Comment faire bon usage des médicaments antidouleurs

Les antidouleurs sont efficaces, mais il est important de bien les prendre. Shutterstock
Nicolas Authier, Université Clermont Auvergne

Les médicaments antidouleurs ou antalgiques sont les premiers médicaments consommés par les Français. Les plus utilisés sont le paracétamol, l’ibuprofène, ainsi que deux substances opioïdes, la codéine et le tramadol.

Si les douleurs aiguës peuvent concerner tout un chacun à un moment ou un autre de son existence, certaines personnes doivent endurer des douleurs chroniques, ainsi qualifiées lorsqu’elles s’étendent sur plus de trois mois. Une étude récente de l’équipe Inserm 1107 Neuro-Dol a rapporté que 27 à 32 % de la population française se trouverait confronté à cette situation.

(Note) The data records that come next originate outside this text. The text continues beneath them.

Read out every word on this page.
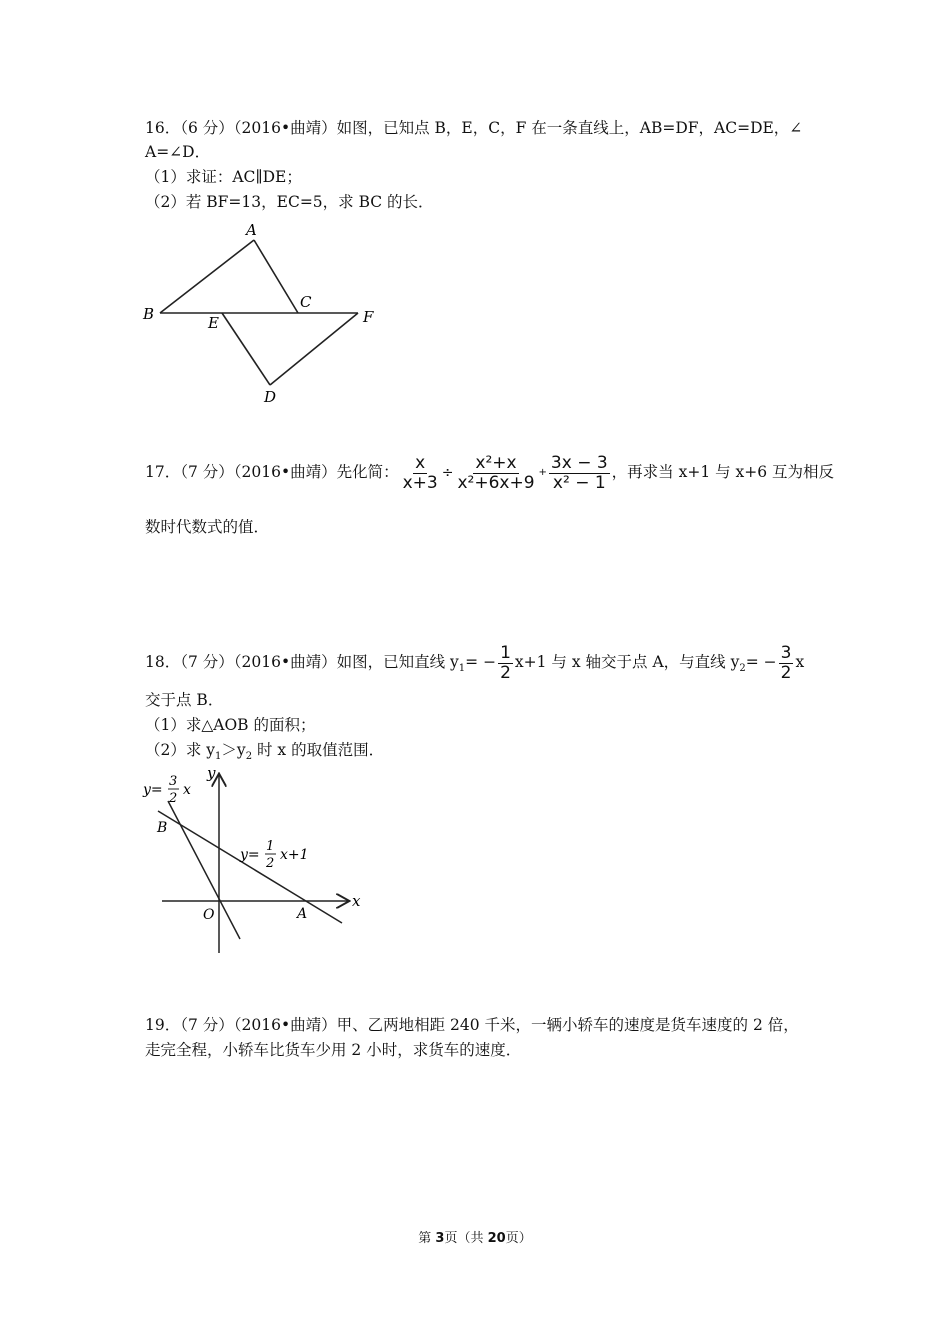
16．（6 分）（2016•曲靖）如图，已知点 B，E，C，F 在一条直线上，AB=DF，AC=DE，∠
A=∠D．
（1）求证：AC∥DE；
（2）若 BF=13，EC=5，求 BC 的长．
A
B
C
E	F
D
17．（7 分）（2016•曲靖）先化简： $\frac{x}{x+3} \div \frac{\text{x²+x}}{\text{x²+6x+9}} + \frac{3x - 3}{\text{x² − 1}}$ ，再求当 x+1 与 x+6 互为相反
数时代数式的值．
18．（7 分）（2016•曲靖）如图，已知直线 $y_1= - \frac{1}{2} x+1$ 与 x 轴交于点 A，与直线 $y_2= - \frac{3}{2}$ x
交于点 B．
（1）求△AOB 的面积；
（2）求 $y_1>y_2$ 时 x 的取值范围．
y
x
O	A
B
y=
3
2
x
y=
1
2
x+1
19．（7 分）（2016•曲靖）甲、乙两地相距 240 千米，一辆小轿车的速度是货车速度的 2 倍，
走完全程，小轿车比货车少用 2 小时，求货车的速度．
第 3页（共 20页）
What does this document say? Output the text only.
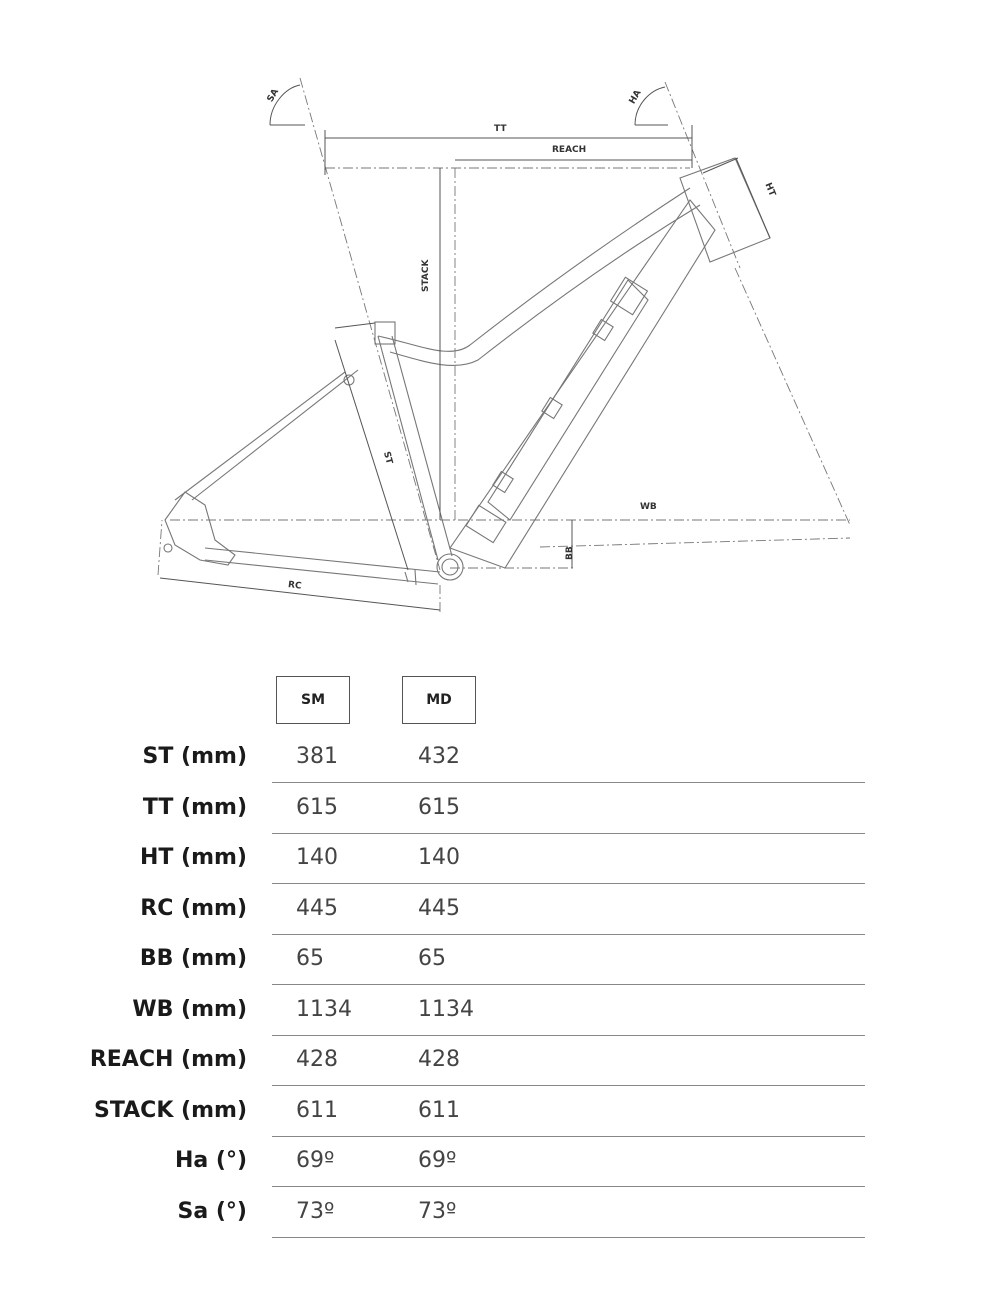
SA	HA
TT
REACH
HT
STACK
ST
WB
BB
RC
SM	MD
ST (mm) 381	432
TT (mm) 615	615
HT (mm) 140	140
RC (mm) 445	445
BB (mm) 65	65
WB (mm) 1134	1134
REACH (mm) 428	428
STACK (mm) 611	611
Ha (°) 69º	69º
Sa (°) 73º	73º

Que la douleur soit aiguë ou chronique, comment bien utiliser les médicaments destinés à la soulager ?

Tous les Français consomment des antidouleurs

On peut estimer qu’au cours d’une année, quasiment 100 % des Français vont utiliser un médicament antidouleur, le plus souvent pour traiter une douleur aiguë.

Le nombre de personnes bénéficiant d’un remboursement d’un médicament antidouleur a augmenté de 15 % depuis 2004, malgré le retrait du marché du dextropropoxyphène (Di-antalvic) en 2011. Au moins 65 % des Français étaient dans cette situation en 2017.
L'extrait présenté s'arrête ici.